Uh... replicating experiments is exactly what scientists do to confirm conclusions. In fact Scientists aim for their studies to be replicable — meaning that another researcher could perform a similar investigation and obtain the same basic results. When a study cannot be replicated, it suggests that our current understanding of the study system or our methods of testing are insufficient.
Sent from my iPad using Tapatalk
First and foremost, I appeciate the data and experiments provided by Brulosophy. I just think (like all scientific literature), you need to view their results through the proper lens. Data is data, but conclusions based on probabilities are not absolutes.
Their choice of a p-value of 0.05 is a blessing and a curse. Their typical xBmt is not powerful enough to resolve all but the most clear-cut differences. You can trust that a p-value set that fine will eliminate the majority of false positives, but this isn't data from a particle collider or pharmaceutical research. And even in physics or medical journals the actual calculated p-value is always listed, and data from small experiments that trend towards a conclusion but have wider error bars are still presented as such. This allows the reader to apply the data itself, rather than just the authors' conclusions. It would be nice to see the actual p-value for each experiment, at the very least. The experimenters tend to treat their p-value of 0.05 as all-or-nothing, but like all probabilities this is just not the case.

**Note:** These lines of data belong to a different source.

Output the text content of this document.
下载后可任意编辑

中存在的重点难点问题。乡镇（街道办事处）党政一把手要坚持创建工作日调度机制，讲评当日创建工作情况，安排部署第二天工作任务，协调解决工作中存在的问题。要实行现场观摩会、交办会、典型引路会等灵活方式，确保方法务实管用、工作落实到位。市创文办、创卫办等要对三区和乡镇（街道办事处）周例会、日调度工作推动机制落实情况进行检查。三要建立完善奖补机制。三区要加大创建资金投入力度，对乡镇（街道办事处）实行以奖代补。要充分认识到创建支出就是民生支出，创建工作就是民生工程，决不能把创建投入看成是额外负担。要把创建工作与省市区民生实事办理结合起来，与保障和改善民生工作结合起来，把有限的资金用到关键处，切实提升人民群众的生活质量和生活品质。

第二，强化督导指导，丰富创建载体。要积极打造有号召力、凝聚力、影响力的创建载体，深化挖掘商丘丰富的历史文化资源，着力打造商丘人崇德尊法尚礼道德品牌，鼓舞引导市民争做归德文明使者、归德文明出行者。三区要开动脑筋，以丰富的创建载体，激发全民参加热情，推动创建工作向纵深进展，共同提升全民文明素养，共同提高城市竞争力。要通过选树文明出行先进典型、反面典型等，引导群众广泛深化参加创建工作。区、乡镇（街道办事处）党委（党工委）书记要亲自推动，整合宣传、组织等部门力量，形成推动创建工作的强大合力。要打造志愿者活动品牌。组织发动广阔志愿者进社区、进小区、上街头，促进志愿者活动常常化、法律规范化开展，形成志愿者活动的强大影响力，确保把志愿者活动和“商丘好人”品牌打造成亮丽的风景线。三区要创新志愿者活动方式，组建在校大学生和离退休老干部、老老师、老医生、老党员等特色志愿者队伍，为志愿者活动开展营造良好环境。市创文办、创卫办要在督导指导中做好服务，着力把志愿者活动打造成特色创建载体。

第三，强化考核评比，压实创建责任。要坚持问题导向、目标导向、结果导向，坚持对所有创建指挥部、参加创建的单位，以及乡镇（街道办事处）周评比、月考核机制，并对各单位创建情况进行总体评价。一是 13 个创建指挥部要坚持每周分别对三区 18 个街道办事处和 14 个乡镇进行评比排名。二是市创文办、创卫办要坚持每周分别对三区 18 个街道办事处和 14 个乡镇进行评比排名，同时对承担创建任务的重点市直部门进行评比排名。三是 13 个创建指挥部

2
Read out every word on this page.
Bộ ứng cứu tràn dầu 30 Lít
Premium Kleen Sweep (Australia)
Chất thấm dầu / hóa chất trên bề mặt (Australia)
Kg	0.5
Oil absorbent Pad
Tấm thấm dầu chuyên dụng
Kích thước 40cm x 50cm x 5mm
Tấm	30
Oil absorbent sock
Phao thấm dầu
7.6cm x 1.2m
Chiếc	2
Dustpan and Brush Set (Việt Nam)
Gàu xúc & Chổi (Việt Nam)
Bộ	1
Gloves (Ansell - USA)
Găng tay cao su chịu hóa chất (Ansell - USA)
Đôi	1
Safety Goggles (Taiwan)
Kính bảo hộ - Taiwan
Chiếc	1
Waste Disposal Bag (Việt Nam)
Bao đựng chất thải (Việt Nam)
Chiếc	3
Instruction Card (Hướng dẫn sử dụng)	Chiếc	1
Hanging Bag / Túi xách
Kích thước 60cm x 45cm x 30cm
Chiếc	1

And it's being dismissive or argumentative to state that that the failure to reject the null hypothesis doesn't say much, because in these experiments that is absolutely true. Brulosophy has chosen to focus on eliminating false positives, but that necessarily comes at the expense of increasing "false negatives" (in quotes because they aren't testing for negatives). That effect is increased significantly in small data sets. It's not a knock on the experimenters at all, it's simply how the math works out.